Le prince baisa les joues glacées des deux mignons, fit couper leurs blondes chevelures pour les garder ; il ôta de sa propre main les pendants d’oreille qu’il avait donnés et attachés lui-même à Quélus. On exposa leurs corps sur des lits de parade, et toute la cour eut ordre d’assister à leurs funérailles. Le prince s’enferma pendant plusieurs jours, permit qu’on lui adressât des consolations, comme s’il avait perdu sa mère ou sa femme. De splendides tombeaux, élevés dans l’église Saint-Paul, reçurent les défunts, tombeaux ornés de statues, détruits plus tard par les ligueurs. Ronsard, Desportes et Amadis Janmyn[1] furent chargés d’exprimer en vers le deuil du roi. Outre le morceau dont nous avons parlé tout à l’heure, Desportes en écrivit trois autres qui offrent tous les caractères d’une galanterie équivoque. Le poëte loue ces jeunes gens comme on louerait des femmes : ce sont les termes, les images que l’on emploie ordinairement pour peindre un amour licite. On attribue à Desportes l’invention ou la naturalisation dans notre langue du mot pudeur ; il faut convenir que ce mot charmant a eu là un singulier patron.

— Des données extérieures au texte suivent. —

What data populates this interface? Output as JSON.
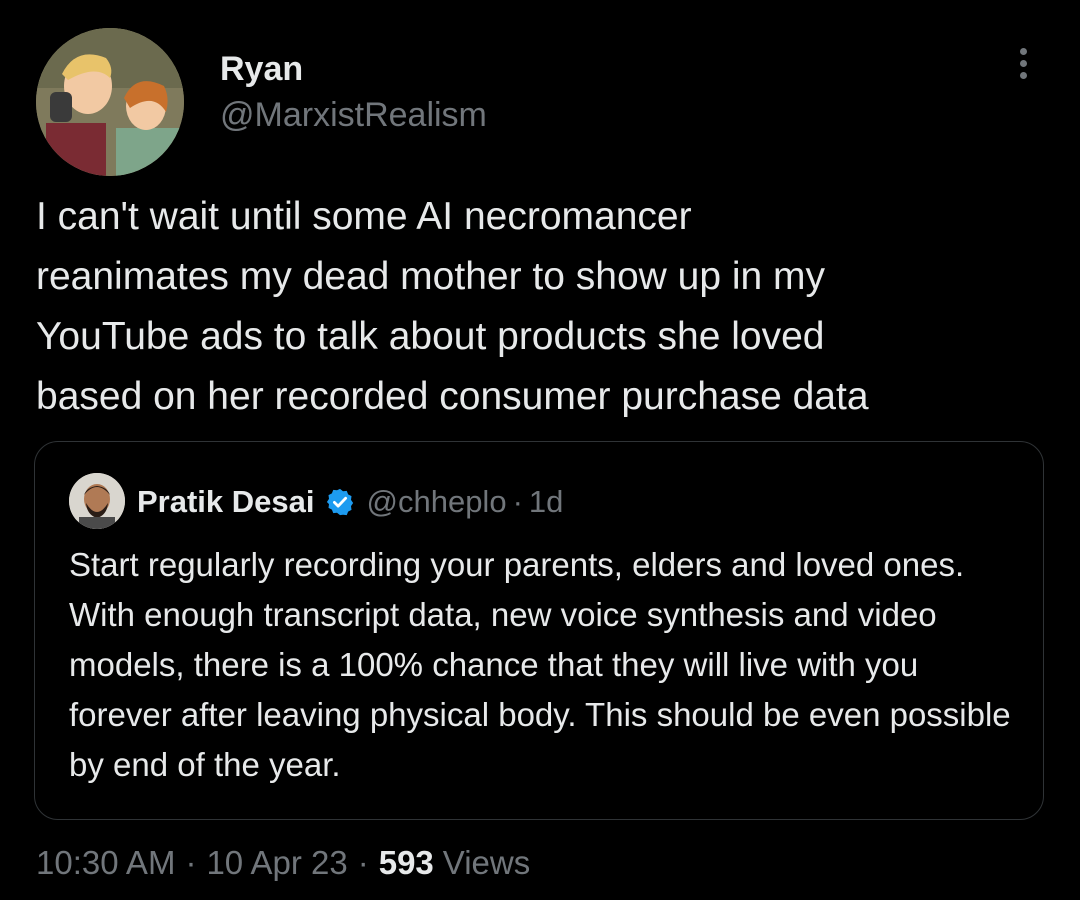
{
  "tweet": {
    "author": {
      "name": "Ryan",
      "handle": "@MarxistRealism",
      "avatar_icon": "cartoon-avatar"
    },
    "text": "I can't wait until some AI necromancer\nreanimates my dead mother to show up in my\nYouTube ads to talk about products she loved\nbased on her recorded consumer purchase data",
    "more_icon": "more-vertical-icon",
    "quoted": {
      "name": "Pratik Desai",
      "verified": true,
      "verified_color": "#1d9bf0",
      "handle": "@chheplo",
      "separator": "·",
      "time": "1d",
      "text": "Start regularly recording your parents, elders and loved ones. With enough transcript data, new voice synthesis and video models, there is a 100% chance that they will live with you forever after leaving physical body. This should be even possible by end of the year."
    },
    "meta": {
      "time": "10:30 AM",
      "separator": "·",
      "date": "10 Apr 23",
      "views_count": "593",
      "views_label": "Views"
    }
  },
  "colors": {
    "background": "#000000",
    "text_primary": "#e7e9ea",
    "text_secondary": "#71767b",
    "border": "#2f3336"
  }
}
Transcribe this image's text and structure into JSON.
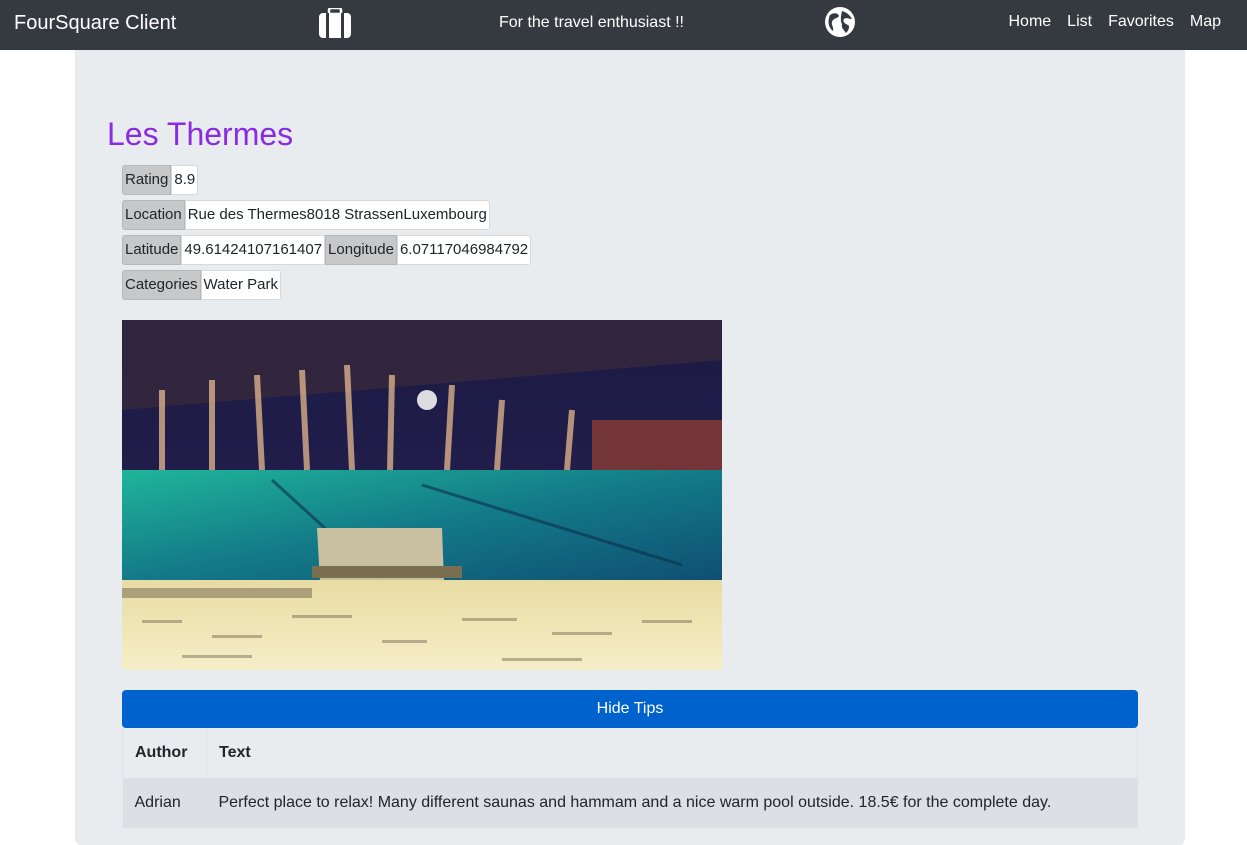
{
  "navbar": {
    "brand": "FourSquare Client",
    "tagline": "For the travel enthusiast !!",
    "links": [
      "Home",
      "List",
      "Favorites",
      "Map"
    ]
  },
  "venue": {
    "name": "Les Thermes",
    "rating_label": "Rating",
    "rating": "8.9",
    "location_label": "Location",
    "location": "Rue des Thermes8018 StrassenLuxembourg",
    "latitude_label": "Latitude",
    "latitude": "49.61424107161407",
    "longitude_label": "Longitude",
    "longitude": "6.07117046984792",
    "categories_label": "Categories",
    "categories": "Water Park"
  },
  "tips": {
    "toggle_label": "Hide Tips",
    "headers": [
      "Author",
      "Text"
    ],
    "rows": [
      {
        "author": "Adrian",
        "text": "Perfect place to relax! Many different saunas and hammam and a nice warm pool outside. 18.5€ for the complete day."
      }
    ]
  },
  "colors": {
    "navbar": "#343a40",
    "title": "#8a2be2",
    "button": "#0062cc",
    "jumbotron": "#e9ecef"
  }
}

Peu de temps après, le 21 juillet de la même année, Saint-Mégrin, autre mignon du roi, qui avait séduit la duchesse de Guise, ayant été assassiné, par l’ordre du mari, au moment où il quittait le Louvre, le prince désira que son poëte officiel lui rimât une prière pour ces trois victimes bien-aimées. Il la fit écrire dans son livre d’heures, après l’office des morts.

Donne que les esprits de ceux que je souspire,
N’esprouvent point, Seigneur, ta justice et ton ire ;
Fay leur part en ta gloire, ainsi qu’à tes esleus ;
Cancelle leurs péchés et leurs folles jeunesses,
Et reçoy, s’il te plaist, en suivant tes promesses,
En ton sein Maugiron, Saint-Mesgrin et Quelus[2].

  1. Voyez les vingt-quatre sonnets de celui-ci dans le Journal de Henri III, par l’Estoile.
  2. Trois ans auparavant, Desportes avait chanté un autre mignon de Henri III, Louis du Gast, que le duc d’Alençon et Marguerite de Navarre avaient fait assassiner le 31 octobre 1575.